Before I begin to tread on any toes, a quick disclaimer: I have at one point or another have been on the receiving end of the all the following lines of questioning. Dear Nigerians, upon reading this list, I implore you, if you find yourself asking a non-Nigerian any of the following, you are likely to be met with amusement at best, outrage at worst.

How was your night?
To the unsuspecting Nigerian, this is simple manners. However, if you have never spent time in Nigeria, this question sounds like the ultimate assault on your privacy. “How dare you ask me that?” was the bewildered response of a Nigerian friend who had returned home after years abroad and, in her IJGB (‘I just got back’) frame of mind, had simply thought her gateman was asking about her private life.

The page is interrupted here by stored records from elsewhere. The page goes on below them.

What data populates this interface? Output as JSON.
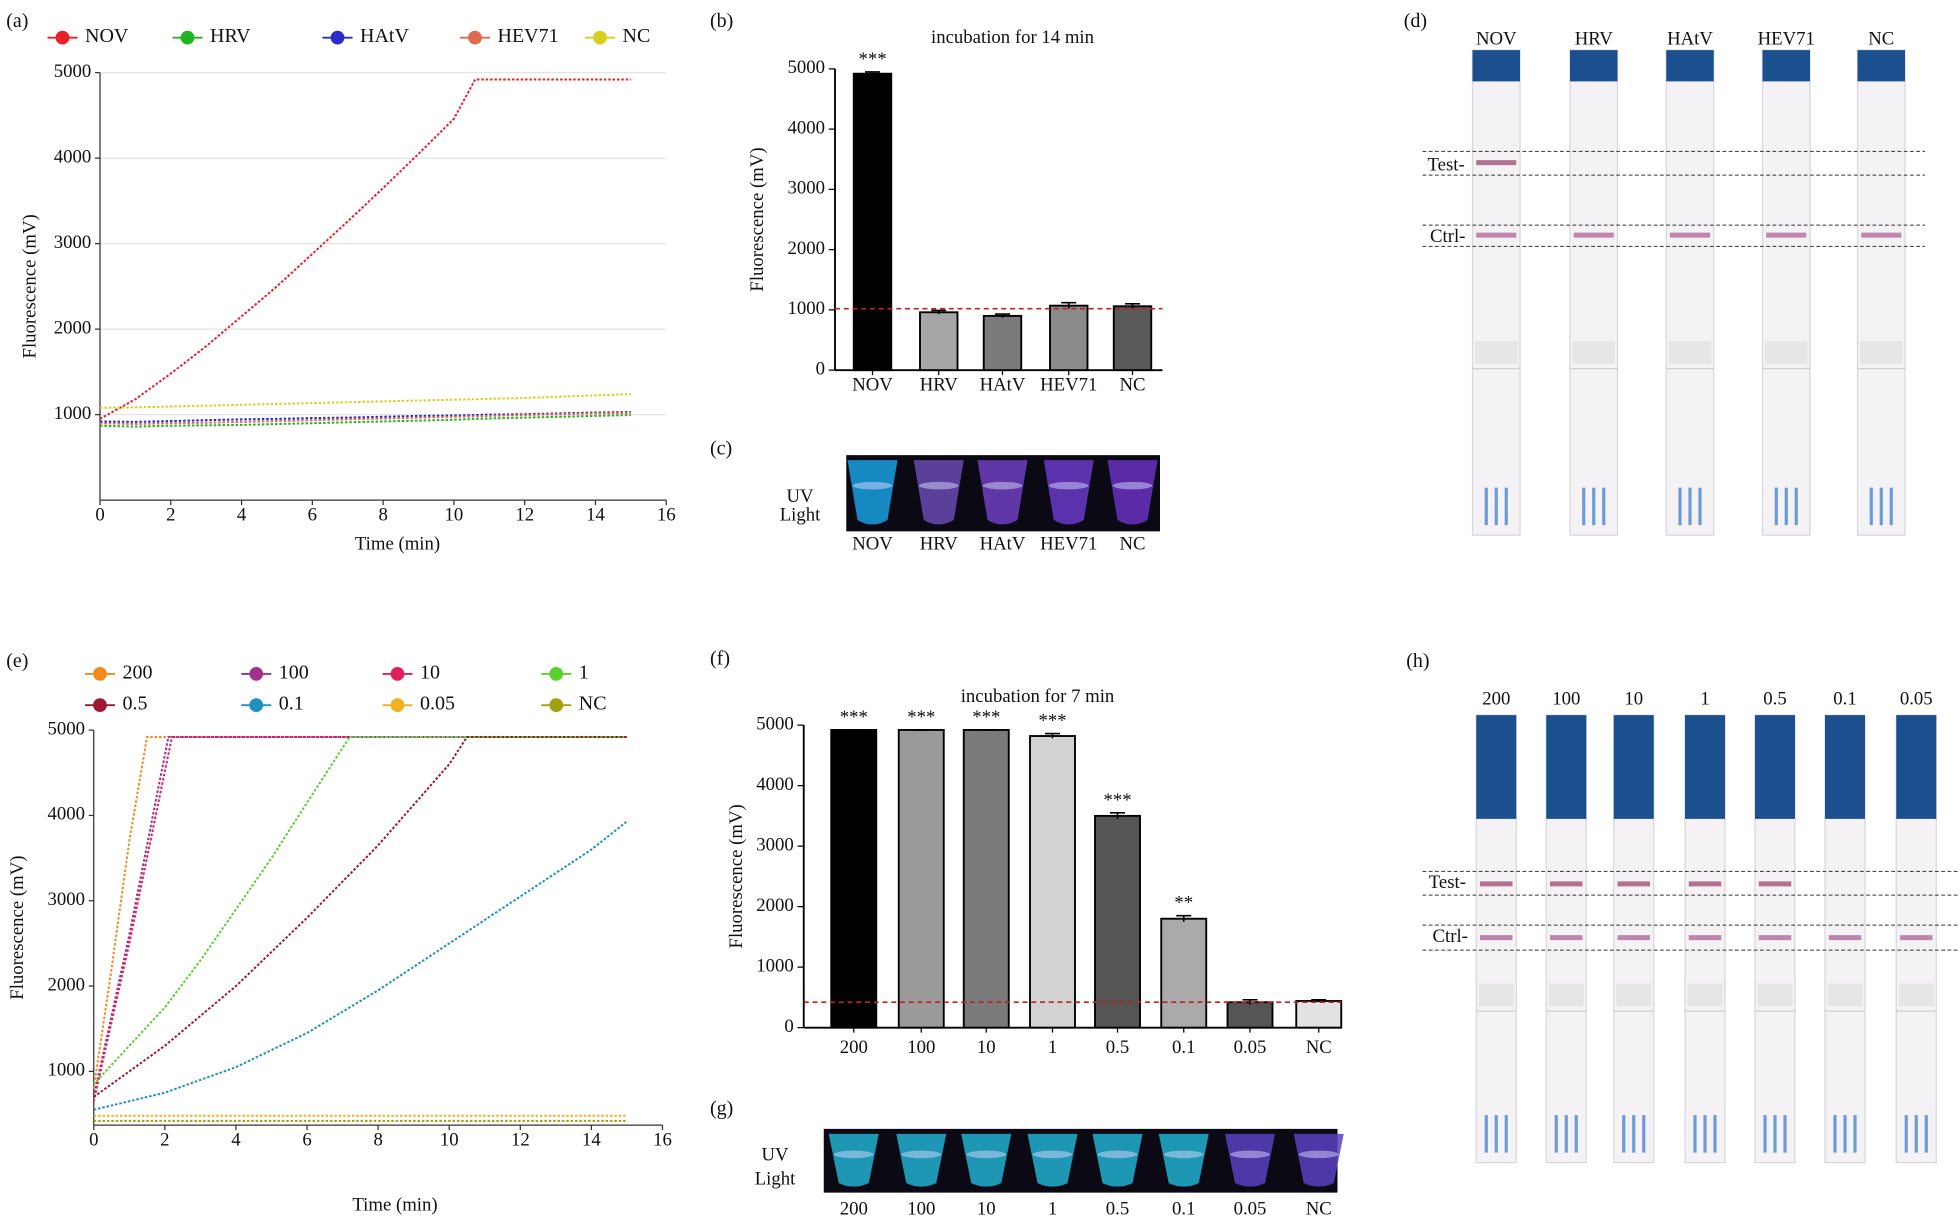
{
  "chart_data": [
    {
      "type": "line",
      "panel": "(a)",
      "xlabel": "Time (min)",
      "ylabel": "Fluorescence (mV)",
      "x": [
        0,
        1,
        2,
        3,
        4,
        5,
        6,
        7,
        8,
        9,
        10,
        10.6,
        11,
        12,
        13,
        14,
        15
      ],
      "series": [
        {
          "name": "NOV",
          "color": "#e8202a",
          "values": [
            950,
            1180,
            1480,
            1800,
            2150,
            2500,
            2880,
            3260,
            3650,
            4050,
            4460,
            4920,
            4920,
            4920,
            4920,
            4920,
            4920
          ]
        },
        {
          "name": "HRV",
          "color": "#22b522",
          "values": [
            870,
            860,
            870,
            875,
            880,
            890,
            900,
            910,
            920,
            930,
            940,
            950,
            955,
            965,
            975,
            985,
            995
          ]
        },
        {
          "name": "HAtV",
          "color": "#2a2ad0",
          "values": [
            920,
            915,
            925,
            935,
            945,
            950,
            960,
            965,
            975,
            985,
            990,
            995,
            1000,
            1005,
            1015,
            1025,
            1030
          ]
        },
        {
          "name": "HEV71",
          "color": "#e06a50",
          "values": [
            900,
            890,
            900,
            905,
            915,
            925,
            935,
            945,
            955,
            965,
            975,
            980,
            985,
            995,
            1005,
            1015,
            1020
          ]
        },
        {
          "name": "NC",
          "color": "#d8d020",
          "values": [
            1080,
            1085,
            1095,
            1105,
            1115,
            1125,
            1135,
            1145,
            1155,
            1165,
            1175,
            1180,
            1185,
            1195,
            1210,
            1225,
            1240
          ]
        }
      ],
      "xlim": [
        0,
        16
      ],
      "xticks": [
        0,
        2,
        4,
        6,
        8,
        10,
        12,
        14,
        16
      ],
      "ylim": [
        0,
        5000
      ],
      "yticks": [
        1000,
        2000,
        3000,
        4000,
        5000
      ],
      "grid": true
    },
    {
      "type": "bar",
      "panel": "(b)",
      "title": "incubation for 14 min",
      "ylabel": "Fluorescence (mV)",
      "categories": [
        "NOV",
        "HRV",
        "HAtV",
        "HEV71",
        "NC"
      ],
      "values": [
        4920,
        960,
        900,
        1070,
        1060
      ],
      "errors": [
        30,
        30,
        30,
        50,
        40
      ],
      "colors": [
        "#000000",
        "#a6a6a6",
        "#7a7a7a",
        "#8a8a8a",
        "#5a5a5a"
      ],
      "annotations": [
        "***",
        null,
        null,
        null,
        null
      ],
      "threshold": 1020,
      "threshold_color": "#c0231e",
      "ylim": [
        0,
        5000
      ],
      "yticks": [
        0,
        1000,
        2000,
        3000,
        4000,
        5000
      ]
    },
    {
      "type": "line",
      "panel": "(e)",
      "xlabel": "Time (min)",
      "ylabel": "Fluorescence (mV)",
      "series": [
        {
          "name": "200",
          "color": "#f28a1e",
          "x": [
            0,
            0.5,
            1,
            1.5,
            15
          ],
          "values": [
            800,
            2200,
            3700,
            4920,
            4920
          ]
        },
        {
          "name": "100",
          "color": "#a0308a",
          "x": [
            0,
            1,
            2.1,
            15
          ],
          "values": [
            700,
            2600,
            4920,
            4920
          ]
        },
        {
          "name": "10",
          "color": "#e0205a",
          "x": [
            0,
            1,
            2.2,
            15
          ],
          "values": [
            650,
            2500,
            4920,
            4920
          ]
        },
        {
          "name": "1",
          "color": "#5ad030",
          "x": [
            0,
            1,
            2,
            3,
            4,
            5,
            6,
            7.2,
            15
          ],
          "values": [
            850,
            1300,
            1750,
            2300,
            2900,
            3500,
            4150,
            4920,
            4920
          ]
        },
        {
          "name": "0.5",
          "color": "#a01830",
          "x": [
            0,
            2,
            4,
            6,
            8,
            10,
            10.5,
            15
          ],
          "values": [
            700,
            1300,
            2000,
            2800,
            3650,
            4600,
            4920,
            4920
          ]
        },
        {
          "name": "0.1",
          "color": "#2090c0",
          "x": [
            0,
            2,
            4,
            6,
            8,
            10,
            12,
            14,
            15
          ],
          "values": [
            550,
            750,
            1050,
            1450,
            1950,
            2500,
            3050,
            3600,
            3930
          ]
        },
        {
          "name": "0.05",
          "color": "#f0b020",
          "x": [
            0,
            15
          ],
          "values": [
            480,
            480
          ]
        },
        {
          "name": "NC",
          "color": "#a0a010",
          "x": [
            0,
            15
          ],
          "values": [
            420,
            420
          ]
        }
      ],
      "xlim": [
        0,
        16
      ],
      "xticks": [
        0,
        2,
        4,
        6,
        8,
        10,
        12,
        14,
        16
      ],
      "ylim": [
        370,
        5000
      ],
      "yticks": [
        1000,
        2000,
        3000,
        4000,
        5000
      ],
      "grid": false
    },
    {
      "type": "bar",
      "panel": "(f)",
      "title": "incubation for 7 min",
      "ylabel": "Fluorescence (mV)",
      "categories": [
        "200",
        "100",
        "10",
        "1",
        "0.5",
        "0.1",
        "0.05",
        "NC"
      ],
      "values": [
        4920,
        4920,
        4920,
        4820,
        3500,
        1800,
        420,
        440
      ],
      "errors": [
        0,
        0,
        0,
        40,
        50,
        50,
        40,
        20
      ],
      "colors": [
        "#000000",
        "#9a9a9a",
        "#7a7a7a",
        "#d2d2d2",
        "#555555",
        "#aaaaaa",
        "#555555",
        "#e2e2e2"
      ],
      "annotations": [
        "***",
        "***",
        "***",
        "***",
        "***",
        "**",
        null,
        null
      ],
      "threshold": 420,
      "threshold_color": "#c0231e",
      "ylim": [
        0,
        5000
      ],
      "yticks": [
        0,
        1000,
        2000,
        3000,
        4000,
        5000
      ]
    }
  ],
  "photos": [
    {
      "panel": "(c)",
      "label": [
        "UV",
        "Light"
      ],
      "lanes": [
        "NOV",
        "HRV",
        "HAtV",
        "HEV71",
        "NC"
      ]
    },
    {
      "panel": "(g)",
      "label": [
        "UV",
        "Light"
      ],
      "lanes": [
        "200",
        "100",
        "10",
        "1",
        "0.5",
        "0.1",
        "0.05",
        "NC"
      ]
    }
  ],
  "strips": [
    {
      "panel": "(d)",
      "lanes": [
        "NOV",
        "HRV",
        "HAtV",
        "HEV71",
        "NC"
      ],
      "test": "Test-",
      "ctrl": "Ctrl-",
      "test_band": [
        true,
        false,
        false,
        false,
        false
      ]
    },
    {
      "panel": "(h)",
      "lanes": [
        "200",
        "100",
        "10",
        "1",
        "0.5",
        "0.1",
        "0.05"
      ],
      "test": "Test-",
      "ctrl": "Ctrl-",
      "test_band": [
        true,
        true,
        true,
        true,
        true,
        false,
        false
      ]
    }
  ]
}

The whole time I spent in Lagos, I just couldn’t help cracking up each time someone asked me this question. In my mind, I was answering, “Uneventful, except of course I got up twice to go to the bathroom, then tossed and turned to get back to sleep and got bitten by a relentless mosquito.”

When are we meeting your girlfriend/boyfriend?
While I haven’t had the misfortune to be on the receiving end of this question, I have heard many a niece and the occasional nephew lament their parents’ shameless prying. “All through school, they said, ‘Focus on your books. No girls/boys, no partying, no dating…’ Now that I have graduated they are asking to meet girlfriend/boyfriend! Where was I supposed to find one if I wasn’t allowed to dig my head out of books?”

So when is the wedding?
Thank goodness, I was very married by my first visit to Nigeria. However, I always hear friends complain about nosy family members, acquaintances and neighbours forever hinting at distant wedding bells. Next time you find yourself put on the spot, smile politely and in your mind, respond with, “When are we seeing your nose out of other people’s business?” In your mind o!

Have you added weight?
While I am often told by my other half and Nigerian family this is indeed a compliment, for a woman who spent most of her teenage years dieting to be the perfect 10 (This was a decade before size 0 became the in thing!), it is anything but… Each time I hear this question, I feel like responding with, “Wetin be your own?”

No babies yet?
If you are married for over a year and there is still no pitter patter of small feet in your house, worse still, no sign of a baby bump, the question you are likely to get repeatedly is the big baby question. To my amusement, the most random line of questioning I found myself up against was from a shopkeeper at Murtala Muhammed Airport as I was shopping for some souvenirs. Upon learning I was married to a Nigerian, he queried about our plans to procreate, before ominously cautioning, “Don’t leave it too late o!” The answer in my mind? “Oga, abeg, don’t concern yourself with the comings and goings of my womb!”